Menurut Wakil Ketua MPR RI itu, perjuangan membela rakyat bisa dilakukan dengan cara-cara modern. Handphone, kata dia, saat ini telah menjadi senjata perjuangan politik modern. Handphone telah menjadi gaya hidup yang sangat dibutuhkan oleh setiap individu. Karena handphone saat ini telah memberikan pengaruh terhadap proses produksi, konsumsi, bahkan perilaku politik.



"Dengan handphone-mu yakinkanlah rakyat. Kenapa handphone? Karena handphone telah menjadi teman sejati setiap orang. Semua orang ketika bangun tidur, pertama kali yang dicari adalah handphone. Sebelum tidur pun yang diletakan terkahir handphone. Handphone telah menjadi segala-galanya. Perlilaku politik juga ditentukan oleh handphone. Perilaku konsumsi juga demikian, termasuk proses produksi saat ini dipengaruhi oleh handphone," kata Muzani.

Baca juga: Golkar Optimistis Elektabilitas Airlangga Mampu Saingi Prabowo di 2024

Ketua Fraksi Gerindra DPR RI ini menambahkan, Partai Gerindra bukanlah partai kos-kosan. Gerindra juga bukan partai yang bisa disewa seperti taksi yang bisa diarahkan sesuka penumpangnya. Untuk menghindari itu, Muzani meminta agar setiap kader muda Gerindra bersiap diri dalam regenerasi kepemimpinan partai di masa depan.

"Gerindra bukan partai kos-kosan. Gerindra bukan taksi yang bisa dicharter. Maka, untuk bisa mengisi kepemimpinan yang akan datang diperlukan regenerasi. Gerindra memerlukan kader-kader yang benar dan loyal. Sebab, kalau partai politik menyadarkan dirinya sebagai partai kos-kosan, maka partai itu akan rapuh karena tidak berakar pada rakyat," katanya.

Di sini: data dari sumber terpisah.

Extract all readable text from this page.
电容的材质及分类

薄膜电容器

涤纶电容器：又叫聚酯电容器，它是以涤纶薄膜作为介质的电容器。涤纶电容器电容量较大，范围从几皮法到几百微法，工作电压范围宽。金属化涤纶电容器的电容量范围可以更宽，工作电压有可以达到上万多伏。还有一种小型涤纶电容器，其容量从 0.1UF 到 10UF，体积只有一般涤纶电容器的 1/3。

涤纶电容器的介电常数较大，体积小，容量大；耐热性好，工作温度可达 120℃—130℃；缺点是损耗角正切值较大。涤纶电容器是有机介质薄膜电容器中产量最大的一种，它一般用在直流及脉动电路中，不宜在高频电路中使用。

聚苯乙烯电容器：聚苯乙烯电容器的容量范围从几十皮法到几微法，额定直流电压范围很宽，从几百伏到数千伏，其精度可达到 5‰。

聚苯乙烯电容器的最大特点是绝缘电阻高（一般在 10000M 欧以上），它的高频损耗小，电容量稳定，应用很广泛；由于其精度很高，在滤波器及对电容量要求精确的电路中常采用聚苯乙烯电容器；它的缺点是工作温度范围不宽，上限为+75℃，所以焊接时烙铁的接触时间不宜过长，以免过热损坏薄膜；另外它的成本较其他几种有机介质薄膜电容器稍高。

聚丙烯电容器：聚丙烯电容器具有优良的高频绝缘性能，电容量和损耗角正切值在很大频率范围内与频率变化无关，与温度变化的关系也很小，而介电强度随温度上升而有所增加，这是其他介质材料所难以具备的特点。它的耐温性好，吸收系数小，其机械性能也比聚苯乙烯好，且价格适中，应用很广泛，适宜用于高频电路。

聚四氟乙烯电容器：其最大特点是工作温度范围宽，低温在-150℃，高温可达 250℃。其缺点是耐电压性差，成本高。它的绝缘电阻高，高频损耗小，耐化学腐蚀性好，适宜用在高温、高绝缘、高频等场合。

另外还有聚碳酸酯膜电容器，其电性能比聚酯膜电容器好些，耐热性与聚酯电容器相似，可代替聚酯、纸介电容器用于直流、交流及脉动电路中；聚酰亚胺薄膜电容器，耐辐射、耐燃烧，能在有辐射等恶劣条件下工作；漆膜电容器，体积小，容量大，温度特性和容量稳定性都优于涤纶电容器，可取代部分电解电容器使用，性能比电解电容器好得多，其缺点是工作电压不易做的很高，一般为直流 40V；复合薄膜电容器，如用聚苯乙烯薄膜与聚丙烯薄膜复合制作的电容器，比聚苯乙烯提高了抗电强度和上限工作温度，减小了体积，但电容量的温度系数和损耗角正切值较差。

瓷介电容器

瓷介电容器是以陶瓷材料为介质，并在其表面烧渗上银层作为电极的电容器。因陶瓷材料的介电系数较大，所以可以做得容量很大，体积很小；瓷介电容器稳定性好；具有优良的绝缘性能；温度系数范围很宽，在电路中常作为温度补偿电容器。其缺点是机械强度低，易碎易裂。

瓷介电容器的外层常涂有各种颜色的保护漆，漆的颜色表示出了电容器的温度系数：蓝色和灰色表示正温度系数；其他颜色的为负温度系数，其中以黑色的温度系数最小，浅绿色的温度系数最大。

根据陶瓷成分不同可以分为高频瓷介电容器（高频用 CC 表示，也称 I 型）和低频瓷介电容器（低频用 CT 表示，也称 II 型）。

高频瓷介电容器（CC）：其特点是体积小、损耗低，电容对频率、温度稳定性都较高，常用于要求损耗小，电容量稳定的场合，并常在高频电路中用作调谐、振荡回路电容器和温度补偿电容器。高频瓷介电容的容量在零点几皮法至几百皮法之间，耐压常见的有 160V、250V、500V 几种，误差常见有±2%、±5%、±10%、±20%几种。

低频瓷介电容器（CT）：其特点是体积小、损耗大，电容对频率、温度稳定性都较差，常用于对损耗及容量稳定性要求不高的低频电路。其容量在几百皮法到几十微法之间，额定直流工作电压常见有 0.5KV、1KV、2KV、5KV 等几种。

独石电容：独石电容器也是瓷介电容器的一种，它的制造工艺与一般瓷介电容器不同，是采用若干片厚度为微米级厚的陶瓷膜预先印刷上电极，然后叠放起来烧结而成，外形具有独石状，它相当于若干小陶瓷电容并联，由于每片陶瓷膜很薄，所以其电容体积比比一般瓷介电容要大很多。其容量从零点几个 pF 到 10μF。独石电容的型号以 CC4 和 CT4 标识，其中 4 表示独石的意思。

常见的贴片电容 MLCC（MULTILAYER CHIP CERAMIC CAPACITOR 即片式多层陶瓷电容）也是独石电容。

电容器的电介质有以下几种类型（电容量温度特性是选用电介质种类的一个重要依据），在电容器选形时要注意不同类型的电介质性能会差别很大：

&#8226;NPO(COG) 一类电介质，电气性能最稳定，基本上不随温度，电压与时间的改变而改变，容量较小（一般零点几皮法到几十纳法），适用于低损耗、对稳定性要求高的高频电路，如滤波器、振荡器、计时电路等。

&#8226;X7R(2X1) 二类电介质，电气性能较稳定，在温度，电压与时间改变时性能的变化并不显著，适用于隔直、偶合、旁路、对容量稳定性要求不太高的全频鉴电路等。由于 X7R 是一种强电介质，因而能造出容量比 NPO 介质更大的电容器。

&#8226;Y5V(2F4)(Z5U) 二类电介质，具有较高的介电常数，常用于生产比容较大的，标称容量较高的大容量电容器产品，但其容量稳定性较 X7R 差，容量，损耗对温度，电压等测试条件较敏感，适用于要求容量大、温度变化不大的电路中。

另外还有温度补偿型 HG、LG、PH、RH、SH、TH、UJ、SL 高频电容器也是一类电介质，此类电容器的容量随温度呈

Partai harus menyadarkan diri bahwa perjuangan tidak boleh berhenti setelah pemilu. "Itulah alasan kenapa kita membentuk organisasi sayap partai, supaya perjuangan ini terus bergerak dan berakar sampai ke lapisan paling bawah, sampai ke rakyat di kampung-kampung dan desa-desa," tutupnya.

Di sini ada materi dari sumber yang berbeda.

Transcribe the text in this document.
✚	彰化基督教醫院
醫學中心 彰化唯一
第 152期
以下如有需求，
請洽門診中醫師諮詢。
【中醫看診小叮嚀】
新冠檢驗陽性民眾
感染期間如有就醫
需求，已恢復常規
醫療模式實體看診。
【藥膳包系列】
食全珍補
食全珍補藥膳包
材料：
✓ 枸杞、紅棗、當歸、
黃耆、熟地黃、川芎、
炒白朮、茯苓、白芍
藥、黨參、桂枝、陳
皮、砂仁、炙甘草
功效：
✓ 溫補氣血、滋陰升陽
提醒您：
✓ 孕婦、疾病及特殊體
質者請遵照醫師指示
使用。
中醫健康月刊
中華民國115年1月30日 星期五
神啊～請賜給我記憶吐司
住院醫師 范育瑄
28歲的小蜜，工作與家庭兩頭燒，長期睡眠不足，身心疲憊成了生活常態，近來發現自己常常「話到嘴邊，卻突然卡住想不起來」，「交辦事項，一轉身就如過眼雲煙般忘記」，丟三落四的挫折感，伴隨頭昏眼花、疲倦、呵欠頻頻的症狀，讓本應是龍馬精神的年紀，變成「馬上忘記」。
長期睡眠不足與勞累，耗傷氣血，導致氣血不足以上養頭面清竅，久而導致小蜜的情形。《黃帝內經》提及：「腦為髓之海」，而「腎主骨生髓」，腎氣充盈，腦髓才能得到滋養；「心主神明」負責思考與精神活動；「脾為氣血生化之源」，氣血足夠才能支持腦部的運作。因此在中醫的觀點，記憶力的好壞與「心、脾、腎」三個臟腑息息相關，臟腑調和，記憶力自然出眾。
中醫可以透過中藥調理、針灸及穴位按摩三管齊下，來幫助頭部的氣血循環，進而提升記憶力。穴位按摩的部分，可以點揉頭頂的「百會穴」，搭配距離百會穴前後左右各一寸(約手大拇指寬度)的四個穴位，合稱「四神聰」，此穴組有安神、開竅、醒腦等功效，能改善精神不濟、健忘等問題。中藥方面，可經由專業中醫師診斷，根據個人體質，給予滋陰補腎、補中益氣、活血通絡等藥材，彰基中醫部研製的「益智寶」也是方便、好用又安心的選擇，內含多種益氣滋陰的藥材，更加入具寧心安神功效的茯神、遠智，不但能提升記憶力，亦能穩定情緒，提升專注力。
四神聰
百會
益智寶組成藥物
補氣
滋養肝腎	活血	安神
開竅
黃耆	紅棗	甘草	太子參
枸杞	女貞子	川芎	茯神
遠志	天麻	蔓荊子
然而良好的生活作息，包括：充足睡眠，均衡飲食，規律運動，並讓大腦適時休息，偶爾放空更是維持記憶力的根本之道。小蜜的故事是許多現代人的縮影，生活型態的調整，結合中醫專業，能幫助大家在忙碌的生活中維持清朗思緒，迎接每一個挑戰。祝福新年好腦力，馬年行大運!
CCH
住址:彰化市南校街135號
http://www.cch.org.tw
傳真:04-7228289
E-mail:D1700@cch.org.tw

Kegiatan Musda TIDAR Jabar turut dihadiri sejumlah elite Gerindra seperti Waketum M Irfan Yusuf Hasyim atau Gus Irfan, Ketua DPD Gerindra Jabar M Taufik, Ketua Umum TIDAR Aryo Djojohadikusumo, dan beberapa anggota DPR RI Gerindra dapil Jabar seperti Mulyadi, Obon Tabroni, Sodik Mujahid, dan Jefry Romdhoni serta jajaran DPP hingga DPD Gerindra Jawa Barat.
(abd)
Mungkin Anda Suka
Komentar
Copyright © 2022 SINDOnews.com
read/ rendering in 0.1489 seconds (10.55#12.26)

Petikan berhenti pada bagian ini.